Despite his pioneering work, Le Prince did not initially receive much recognition. He mysteriously disappeared just two years after filming Roundhay Garden Scene, seen boarding a train in Dijon, France, and then never again. Conspiracies flew about what happened to Le Prince, as he was planning to publicly exhibit his technology in America soon after, but the mystery was never solved. 

It was not until the 1920s that Le Prince’s work began to receive retrospective attention. 

louis le prince first movie ever made
Louis Le Prince. (Image credit: Le Prince)

While Le Prince may have created the first motion picture (a moving, recorded image on a single camera), it was technically the English photographer Eadweard Muybridge who developed the first movie by using multiple cameras. He was inspired, originally, by a rather pointless debate sweeping across America at the time: 

When a horse trots or gallops, are all of its hooves in the air at the same time? 

Muybridge was commissioned in 1872 by Leland Stanford, the founder of Stanford University. Stanford offered Muybridge $2,000 to prove whether or not horses engage in “unsupported transit”.

Eadweard Muybridge first  movie ever made
Eadweard Muybridge (Photo by London Stereoscopic Company/Hulton Archive/Getty Images)

They do, as it turns out. Muybridge settled that debate easily enough, capturing a horse with all four feet in the air within months. That was just the beginning, however, and a six-year, $50,000 project ensued, with Muybridge rapidly advancing photography and eventually developing the world’s first example of stop-motion animation. 

At the time, photo exposures typically took between 15 seconds and a minute. Cameras were, therefore, incapable of capturing moving objects, let alone galloping horses. With Stanford his generous benefactor, Muybridge reduced the camera’s shutter speed down to 1/25 of a second.

By 1978, the stage was set for Muybridge to try and bring it to life. On June 15th, on what is now the Stanford University campus, he set up 12 large glass-plate cameras in a line, in front of a white sheet background to reflect light. The camera shutters were automatically triggered when a horse tripped the wires connected to a circuit Muybridge had devised. The 12th camera was not used, but Muybridge brought them together the first 11 frames at high speed, using a circular metal housing cranked by hand. This device became known as the Zoopraxiscope, and Galloping Horse, back in 1878, became the world’s first ‘movie’.

first movie ever made pickaxe man
Pickaxe Man, Studies in Movement, circa 1887. (Photo by Eadweard Muybridge/Getty Images)
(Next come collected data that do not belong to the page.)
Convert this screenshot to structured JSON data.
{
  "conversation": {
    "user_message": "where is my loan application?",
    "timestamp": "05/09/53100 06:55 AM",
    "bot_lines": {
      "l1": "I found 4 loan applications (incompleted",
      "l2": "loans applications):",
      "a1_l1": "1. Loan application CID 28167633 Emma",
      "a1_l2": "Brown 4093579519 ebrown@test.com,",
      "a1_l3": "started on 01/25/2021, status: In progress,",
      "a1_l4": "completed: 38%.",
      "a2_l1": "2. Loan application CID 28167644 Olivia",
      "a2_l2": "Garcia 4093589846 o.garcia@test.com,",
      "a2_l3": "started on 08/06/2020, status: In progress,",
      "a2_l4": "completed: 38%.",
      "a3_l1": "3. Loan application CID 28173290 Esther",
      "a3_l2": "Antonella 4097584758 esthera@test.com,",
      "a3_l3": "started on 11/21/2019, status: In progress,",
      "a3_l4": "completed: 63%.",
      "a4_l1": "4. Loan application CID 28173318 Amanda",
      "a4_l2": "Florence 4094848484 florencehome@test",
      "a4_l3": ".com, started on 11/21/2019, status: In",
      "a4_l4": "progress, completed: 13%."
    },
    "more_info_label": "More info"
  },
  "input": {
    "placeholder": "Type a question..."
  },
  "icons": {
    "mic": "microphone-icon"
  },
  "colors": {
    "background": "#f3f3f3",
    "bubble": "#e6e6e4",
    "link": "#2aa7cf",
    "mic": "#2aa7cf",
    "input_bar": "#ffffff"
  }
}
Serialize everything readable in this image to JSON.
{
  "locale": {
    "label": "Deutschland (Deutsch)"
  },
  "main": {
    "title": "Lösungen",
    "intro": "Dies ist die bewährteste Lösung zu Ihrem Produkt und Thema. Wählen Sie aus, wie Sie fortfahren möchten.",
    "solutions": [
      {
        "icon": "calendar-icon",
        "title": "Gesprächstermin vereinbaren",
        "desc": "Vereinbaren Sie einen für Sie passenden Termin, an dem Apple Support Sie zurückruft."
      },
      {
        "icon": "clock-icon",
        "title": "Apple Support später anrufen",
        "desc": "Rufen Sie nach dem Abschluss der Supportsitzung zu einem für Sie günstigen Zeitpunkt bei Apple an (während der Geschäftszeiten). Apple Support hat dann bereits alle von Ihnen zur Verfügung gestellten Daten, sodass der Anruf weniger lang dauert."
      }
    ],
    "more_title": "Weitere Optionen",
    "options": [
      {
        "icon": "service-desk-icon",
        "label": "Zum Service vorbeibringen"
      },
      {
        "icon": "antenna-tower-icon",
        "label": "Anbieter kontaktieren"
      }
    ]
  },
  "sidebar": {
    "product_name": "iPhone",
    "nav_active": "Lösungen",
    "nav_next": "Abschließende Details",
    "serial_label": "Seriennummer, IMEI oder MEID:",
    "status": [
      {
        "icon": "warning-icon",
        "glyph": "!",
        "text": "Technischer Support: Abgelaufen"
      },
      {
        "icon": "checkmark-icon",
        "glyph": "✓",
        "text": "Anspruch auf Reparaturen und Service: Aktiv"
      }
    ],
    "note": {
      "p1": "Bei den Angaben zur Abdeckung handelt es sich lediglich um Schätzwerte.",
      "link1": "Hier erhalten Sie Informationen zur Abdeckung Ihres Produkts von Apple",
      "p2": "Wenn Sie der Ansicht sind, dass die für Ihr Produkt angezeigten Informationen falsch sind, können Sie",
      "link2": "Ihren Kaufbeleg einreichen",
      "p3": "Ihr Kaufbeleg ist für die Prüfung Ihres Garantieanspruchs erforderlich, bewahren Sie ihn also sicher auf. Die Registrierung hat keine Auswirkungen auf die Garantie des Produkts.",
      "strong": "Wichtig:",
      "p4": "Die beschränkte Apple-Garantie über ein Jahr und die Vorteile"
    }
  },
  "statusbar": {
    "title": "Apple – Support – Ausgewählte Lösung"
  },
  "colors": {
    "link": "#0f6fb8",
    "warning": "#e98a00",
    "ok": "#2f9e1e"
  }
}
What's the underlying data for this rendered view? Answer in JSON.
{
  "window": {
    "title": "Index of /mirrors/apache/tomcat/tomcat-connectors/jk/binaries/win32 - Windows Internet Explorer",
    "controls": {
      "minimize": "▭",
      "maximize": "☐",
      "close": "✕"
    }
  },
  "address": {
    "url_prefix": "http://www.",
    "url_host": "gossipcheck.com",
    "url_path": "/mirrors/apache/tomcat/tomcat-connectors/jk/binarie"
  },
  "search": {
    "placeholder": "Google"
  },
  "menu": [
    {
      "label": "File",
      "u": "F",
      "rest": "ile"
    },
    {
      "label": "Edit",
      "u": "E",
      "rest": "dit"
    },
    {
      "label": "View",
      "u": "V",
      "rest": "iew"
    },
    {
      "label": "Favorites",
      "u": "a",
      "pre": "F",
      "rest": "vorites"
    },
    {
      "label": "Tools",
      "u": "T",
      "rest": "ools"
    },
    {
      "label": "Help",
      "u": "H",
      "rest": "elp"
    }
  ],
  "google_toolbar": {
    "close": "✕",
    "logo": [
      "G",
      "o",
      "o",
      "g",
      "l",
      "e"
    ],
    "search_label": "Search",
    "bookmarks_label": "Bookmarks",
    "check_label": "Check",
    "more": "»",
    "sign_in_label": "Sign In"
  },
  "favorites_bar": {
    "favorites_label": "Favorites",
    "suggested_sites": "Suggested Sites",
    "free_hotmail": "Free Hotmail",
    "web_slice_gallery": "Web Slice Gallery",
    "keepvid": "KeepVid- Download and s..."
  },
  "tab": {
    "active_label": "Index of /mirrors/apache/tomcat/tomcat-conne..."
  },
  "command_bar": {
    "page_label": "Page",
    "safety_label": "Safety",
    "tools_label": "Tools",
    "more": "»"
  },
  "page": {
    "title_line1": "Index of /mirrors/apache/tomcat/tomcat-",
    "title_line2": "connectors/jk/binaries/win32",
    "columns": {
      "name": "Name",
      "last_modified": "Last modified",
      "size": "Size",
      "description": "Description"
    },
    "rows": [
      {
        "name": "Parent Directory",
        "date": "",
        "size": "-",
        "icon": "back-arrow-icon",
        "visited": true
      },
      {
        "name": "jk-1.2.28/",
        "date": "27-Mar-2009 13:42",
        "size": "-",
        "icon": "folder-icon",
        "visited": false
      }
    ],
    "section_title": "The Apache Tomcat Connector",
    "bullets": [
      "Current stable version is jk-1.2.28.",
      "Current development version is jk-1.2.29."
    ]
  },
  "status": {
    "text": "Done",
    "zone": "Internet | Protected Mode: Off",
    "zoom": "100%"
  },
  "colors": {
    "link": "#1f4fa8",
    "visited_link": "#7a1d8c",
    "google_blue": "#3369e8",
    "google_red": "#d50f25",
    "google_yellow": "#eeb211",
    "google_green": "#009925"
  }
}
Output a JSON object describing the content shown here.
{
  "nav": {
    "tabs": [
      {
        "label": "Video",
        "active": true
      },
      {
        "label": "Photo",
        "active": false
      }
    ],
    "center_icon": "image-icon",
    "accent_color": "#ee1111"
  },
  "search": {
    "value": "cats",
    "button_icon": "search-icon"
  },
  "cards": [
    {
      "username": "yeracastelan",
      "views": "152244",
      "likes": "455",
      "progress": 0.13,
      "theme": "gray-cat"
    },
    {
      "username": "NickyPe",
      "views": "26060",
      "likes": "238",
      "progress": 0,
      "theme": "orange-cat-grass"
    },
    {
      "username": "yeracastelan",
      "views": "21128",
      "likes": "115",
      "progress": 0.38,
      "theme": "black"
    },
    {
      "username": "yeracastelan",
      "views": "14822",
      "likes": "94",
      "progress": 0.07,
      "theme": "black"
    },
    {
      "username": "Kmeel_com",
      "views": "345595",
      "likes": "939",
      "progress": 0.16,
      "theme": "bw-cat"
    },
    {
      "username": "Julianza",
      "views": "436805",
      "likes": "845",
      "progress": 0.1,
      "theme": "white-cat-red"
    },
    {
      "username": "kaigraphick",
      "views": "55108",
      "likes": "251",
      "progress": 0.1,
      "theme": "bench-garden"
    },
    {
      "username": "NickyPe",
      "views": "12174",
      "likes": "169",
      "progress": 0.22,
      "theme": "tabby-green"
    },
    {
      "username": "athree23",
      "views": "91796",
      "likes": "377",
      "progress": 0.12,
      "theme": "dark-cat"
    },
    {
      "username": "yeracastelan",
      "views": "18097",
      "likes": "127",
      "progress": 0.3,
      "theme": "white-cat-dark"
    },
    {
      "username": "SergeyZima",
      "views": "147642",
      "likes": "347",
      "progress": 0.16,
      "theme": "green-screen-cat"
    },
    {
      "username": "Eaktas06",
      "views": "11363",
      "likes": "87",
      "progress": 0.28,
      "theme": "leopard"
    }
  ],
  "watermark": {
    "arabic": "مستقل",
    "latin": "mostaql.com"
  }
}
While he didn’t vanish like Le Prince, Muybridge’s life and inaugural movie were also mired in a controversy of their own. In 1874, he shot and killed Major Harry Larkyns, his wife’s lover, who correspondence revealed might be the actual father to Muybridge’s son. 

He was arrested and pled insanity, which was dismissed, but in the controversial trial Muybridge was then acquitted on grounds of justifiable homicide. He celebrated his freedom by traveling around Central America in 1875 on a photographic expedition.